The way out of this situation is maximum anonymity when filling out patient profiles. To make a diagnosis, there is no need to fill in the address of the patients, their financial and insurance information, or phone numbers. The absence of these data will not affect the correctness of the construction of machine algorithms for organizing the treatment process but will allow users to remain anonymous.
The problem of freedom of choice
One of the functions of medical software is to help people with significant physical and mental health problems. Such apps can form a list of recommendations for maintaining a healthy lifestyle and remind you of the need to take medications and visits to the doctor.
But if we talk about the ethical component of such functionality, there is some violation of the individual’s freedom of choice. People are supposed to follow what the machine tells them strictly. It is necessary to observe the line between recommendations and instructions from Machine Learning to comply with moral and ethical standards.
Correctness of data entry
One of the biggest problems of using ML is the dependence of the construction of machine algorithms on the data that is entered into the system manually.
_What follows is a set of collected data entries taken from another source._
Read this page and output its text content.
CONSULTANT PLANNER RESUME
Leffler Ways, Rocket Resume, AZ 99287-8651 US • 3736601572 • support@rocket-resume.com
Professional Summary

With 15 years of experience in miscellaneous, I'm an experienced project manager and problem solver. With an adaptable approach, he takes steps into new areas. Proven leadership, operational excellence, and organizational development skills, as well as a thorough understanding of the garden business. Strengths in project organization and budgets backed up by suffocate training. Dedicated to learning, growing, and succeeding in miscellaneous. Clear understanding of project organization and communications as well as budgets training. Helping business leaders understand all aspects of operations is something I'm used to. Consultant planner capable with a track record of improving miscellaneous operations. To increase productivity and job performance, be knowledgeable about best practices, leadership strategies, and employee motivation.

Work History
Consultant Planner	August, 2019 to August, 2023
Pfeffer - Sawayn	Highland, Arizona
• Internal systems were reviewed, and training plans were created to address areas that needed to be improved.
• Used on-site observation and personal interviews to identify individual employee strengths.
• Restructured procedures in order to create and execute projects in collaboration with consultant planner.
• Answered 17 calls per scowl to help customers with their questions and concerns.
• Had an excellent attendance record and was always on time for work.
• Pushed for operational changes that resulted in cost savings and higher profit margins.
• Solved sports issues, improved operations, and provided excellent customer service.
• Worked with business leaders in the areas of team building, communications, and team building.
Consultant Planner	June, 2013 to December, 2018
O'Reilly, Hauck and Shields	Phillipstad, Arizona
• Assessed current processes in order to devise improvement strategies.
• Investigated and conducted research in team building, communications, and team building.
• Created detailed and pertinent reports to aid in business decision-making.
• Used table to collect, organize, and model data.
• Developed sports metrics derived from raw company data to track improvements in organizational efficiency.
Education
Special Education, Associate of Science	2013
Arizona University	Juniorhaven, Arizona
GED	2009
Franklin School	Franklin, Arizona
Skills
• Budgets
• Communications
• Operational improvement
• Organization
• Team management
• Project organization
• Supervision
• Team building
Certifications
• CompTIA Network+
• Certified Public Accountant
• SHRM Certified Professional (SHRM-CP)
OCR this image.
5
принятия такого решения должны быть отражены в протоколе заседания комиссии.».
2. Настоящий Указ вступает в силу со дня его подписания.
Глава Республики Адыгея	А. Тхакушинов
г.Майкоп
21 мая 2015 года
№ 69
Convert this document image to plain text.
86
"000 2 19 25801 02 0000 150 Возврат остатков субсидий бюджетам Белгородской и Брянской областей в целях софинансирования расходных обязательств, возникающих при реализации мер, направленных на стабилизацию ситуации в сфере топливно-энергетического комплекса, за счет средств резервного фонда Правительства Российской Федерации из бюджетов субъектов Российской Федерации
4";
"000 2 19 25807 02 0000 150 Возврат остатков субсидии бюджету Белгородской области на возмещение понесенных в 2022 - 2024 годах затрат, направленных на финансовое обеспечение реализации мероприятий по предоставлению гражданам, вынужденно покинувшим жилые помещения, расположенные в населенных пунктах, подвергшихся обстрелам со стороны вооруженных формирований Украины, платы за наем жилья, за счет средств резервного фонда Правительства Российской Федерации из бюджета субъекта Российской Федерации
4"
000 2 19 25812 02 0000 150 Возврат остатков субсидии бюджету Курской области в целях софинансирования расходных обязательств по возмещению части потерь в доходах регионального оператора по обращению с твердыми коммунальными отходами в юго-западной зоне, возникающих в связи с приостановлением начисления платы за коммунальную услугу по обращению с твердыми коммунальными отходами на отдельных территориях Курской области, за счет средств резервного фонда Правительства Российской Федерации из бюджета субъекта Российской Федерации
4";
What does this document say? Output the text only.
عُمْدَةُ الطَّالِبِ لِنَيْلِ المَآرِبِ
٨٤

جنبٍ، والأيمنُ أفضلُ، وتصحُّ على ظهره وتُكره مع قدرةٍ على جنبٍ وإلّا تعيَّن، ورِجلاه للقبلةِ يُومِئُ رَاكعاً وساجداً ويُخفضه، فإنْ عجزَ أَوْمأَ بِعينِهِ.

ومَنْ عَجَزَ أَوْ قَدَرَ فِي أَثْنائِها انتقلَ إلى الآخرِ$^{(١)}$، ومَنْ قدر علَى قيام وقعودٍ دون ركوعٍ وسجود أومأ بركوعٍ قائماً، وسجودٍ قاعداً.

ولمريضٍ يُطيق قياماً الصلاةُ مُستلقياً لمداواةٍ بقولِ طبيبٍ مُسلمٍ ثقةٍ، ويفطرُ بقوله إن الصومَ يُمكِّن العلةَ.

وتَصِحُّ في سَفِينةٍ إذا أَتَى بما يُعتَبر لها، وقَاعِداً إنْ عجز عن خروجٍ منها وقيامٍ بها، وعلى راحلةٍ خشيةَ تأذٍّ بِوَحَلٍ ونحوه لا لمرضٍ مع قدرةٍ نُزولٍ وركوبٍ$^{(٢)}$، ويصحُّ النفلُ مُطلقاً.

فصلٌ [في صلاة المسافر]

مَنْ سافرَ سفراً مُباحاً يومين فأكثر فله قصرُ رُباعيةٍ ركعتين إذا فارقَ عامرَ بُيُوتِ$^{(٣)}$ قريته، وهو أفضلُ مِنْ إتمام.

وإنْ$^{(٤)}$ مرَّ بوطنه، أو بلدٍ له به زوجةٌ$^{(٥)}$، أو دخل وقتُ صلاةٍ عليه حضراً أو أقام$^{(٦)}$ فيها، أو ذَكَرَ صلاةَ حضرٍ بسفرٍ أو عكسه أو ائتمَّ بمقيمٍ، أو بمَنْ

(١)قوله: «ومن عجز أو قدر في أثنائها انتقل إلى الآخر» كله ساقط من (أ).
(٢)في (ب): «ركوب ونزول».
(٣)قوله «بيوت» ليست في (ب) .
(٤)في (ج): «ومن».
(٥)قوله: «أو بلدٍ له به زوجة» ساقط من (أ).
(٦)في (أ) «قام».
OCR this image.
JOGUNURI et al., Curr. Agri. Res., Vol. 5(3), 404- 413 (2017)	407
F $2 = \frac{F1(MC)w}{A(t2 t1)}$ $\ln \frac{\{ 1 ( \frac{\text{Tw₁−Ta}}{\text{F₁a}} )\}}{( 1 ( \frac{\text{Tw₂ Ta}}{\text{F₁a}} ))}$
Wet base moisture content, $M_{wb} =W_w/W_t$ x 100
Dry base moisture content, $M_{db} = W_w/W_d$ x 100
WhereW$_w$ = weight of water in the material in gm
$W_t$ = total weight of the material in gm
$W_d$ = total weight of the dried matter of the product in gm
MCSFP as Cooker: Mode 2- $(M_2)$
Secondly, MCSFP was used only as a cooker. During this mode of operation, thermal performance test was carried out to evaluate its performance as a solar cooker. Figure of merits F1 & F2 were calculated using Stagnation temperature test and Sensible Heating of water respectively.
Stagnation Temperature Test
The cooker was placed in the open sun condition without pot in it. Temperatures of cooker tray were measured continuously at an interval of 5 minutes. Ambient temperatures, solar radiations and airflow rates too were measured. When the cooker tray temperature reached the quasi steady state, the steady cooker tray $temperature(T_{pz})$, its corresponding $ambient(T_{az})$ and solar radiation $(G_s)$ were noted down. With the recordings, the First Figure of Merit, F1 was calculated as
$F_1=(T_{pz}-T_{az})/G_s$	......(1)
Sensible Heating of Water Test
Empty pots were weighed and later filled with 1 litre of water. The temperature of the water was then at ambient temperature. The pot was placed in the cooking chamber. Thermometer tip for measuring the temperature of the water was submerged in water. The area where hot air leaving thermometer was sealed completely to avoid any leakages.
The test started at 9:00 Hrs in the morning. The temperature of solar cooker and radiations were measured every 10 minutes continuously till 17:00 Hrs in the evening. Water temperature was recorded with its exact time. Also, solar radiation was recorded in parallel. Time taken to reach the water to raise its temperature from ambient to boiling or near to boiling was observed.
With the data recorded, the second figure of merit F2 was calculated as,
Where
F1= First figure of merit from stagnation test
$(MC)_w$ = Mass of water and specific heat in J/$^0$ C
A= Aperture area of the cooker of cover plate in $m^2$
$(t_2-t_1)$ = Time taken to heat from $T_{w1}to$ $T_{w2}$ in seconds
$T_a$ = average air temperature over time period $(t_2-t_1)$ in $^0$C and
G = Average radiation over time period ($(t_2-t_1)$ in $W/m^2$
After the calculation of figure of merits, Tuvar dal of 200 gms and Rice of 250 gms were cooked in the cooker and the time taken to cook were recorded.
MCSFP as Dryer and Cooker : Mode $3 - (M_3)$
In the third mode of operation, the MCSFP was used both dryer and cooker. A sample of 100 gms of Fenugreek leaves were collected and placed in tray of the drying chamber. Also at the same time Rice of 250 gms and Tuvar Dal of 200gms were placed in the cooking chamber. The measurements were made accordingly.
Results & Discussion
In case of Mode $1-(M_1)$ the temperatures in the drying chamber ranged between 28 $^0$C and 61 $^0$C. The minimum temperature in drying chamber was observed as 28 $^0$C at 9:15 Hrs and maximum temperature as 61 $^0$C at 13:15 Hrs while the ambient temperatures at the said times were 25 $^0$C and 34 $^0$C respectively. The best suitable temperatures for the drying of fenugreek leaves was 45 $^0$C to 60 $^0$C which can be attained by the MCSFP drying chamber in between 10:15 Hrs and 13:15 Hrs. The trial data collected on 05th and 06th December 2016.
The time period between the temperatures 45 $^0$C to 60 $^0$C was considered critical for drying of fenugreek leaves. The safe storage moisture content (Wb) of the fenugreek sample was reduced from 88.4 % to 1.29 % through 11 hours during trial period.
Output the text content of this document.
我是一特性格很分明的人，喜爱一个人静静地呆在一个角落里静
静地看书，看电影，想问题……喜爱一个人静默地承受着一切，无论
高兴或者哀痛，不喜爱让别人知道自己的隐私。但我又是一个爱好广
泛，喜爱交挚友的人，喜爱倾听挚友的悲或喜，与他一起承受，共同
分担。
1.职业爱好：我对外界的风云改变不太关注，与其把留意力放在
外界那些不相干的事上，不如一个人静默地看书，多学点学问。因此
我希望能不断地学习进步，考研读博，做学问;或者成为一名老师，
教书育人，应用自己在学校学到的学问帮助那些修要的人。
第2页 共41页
Due to incorrectly entered indicators in the program, the machine may inaccurately interpret the patient’s state of health and prescribe the wrong treatment for them. Such actions can cause not only ineffective therapy but also death.
The solution to this is not possible only at the app level. First, the use of such software should be fully controlled by the attending physician. And secondly, all patients should be initially informed about which method is used for their treatment.
Data limitations across patient populations
According to a study on racial and ethnic differences in drug response, published in the Journal of the National Medical Association, people of different ethnicities may be resistant to certain drugs or show unpredictable reactions. According to scientists, doctors often undeservedly neglect this human body feature.
To minimize this problem when using ML, it is necessary to organize such training on the experience of as diverse groups of patients as possible.
Practical use of ML-based software
This problem is because ML is just beginning to be implemented in healthcare, and doctors still do not have enough experience in using it. It means that not all processes created by developers, in theory, will be convenient and effective for actual patient care.
The need for a large team to work with ML
A doctor and nurses are enough to carry out therapeutic interventions in the traditional approach. In the case of using ML, this is not enough. Implementing the technology will require a team of more specialists: a business analyst, an architect, a data engineer, a data scientist, and an ML expert.
This expansion of staffing may bring high financial costs to the healthcare organization, but in the long run, these innovations will pay for themselves, make the work of physicians easier and help provide higher quality services to patients.
Today, the burden on the health care system has increased significantly. To help doctors continue to provide services at the proper level, improve the accuracy of diagnoses and increase the effectiveness of treatment, the IT market offers the introduction of AI/ML software into medical practice. Despite some problems with its app in this area, ML has already proven its worth through multiple successful implementations.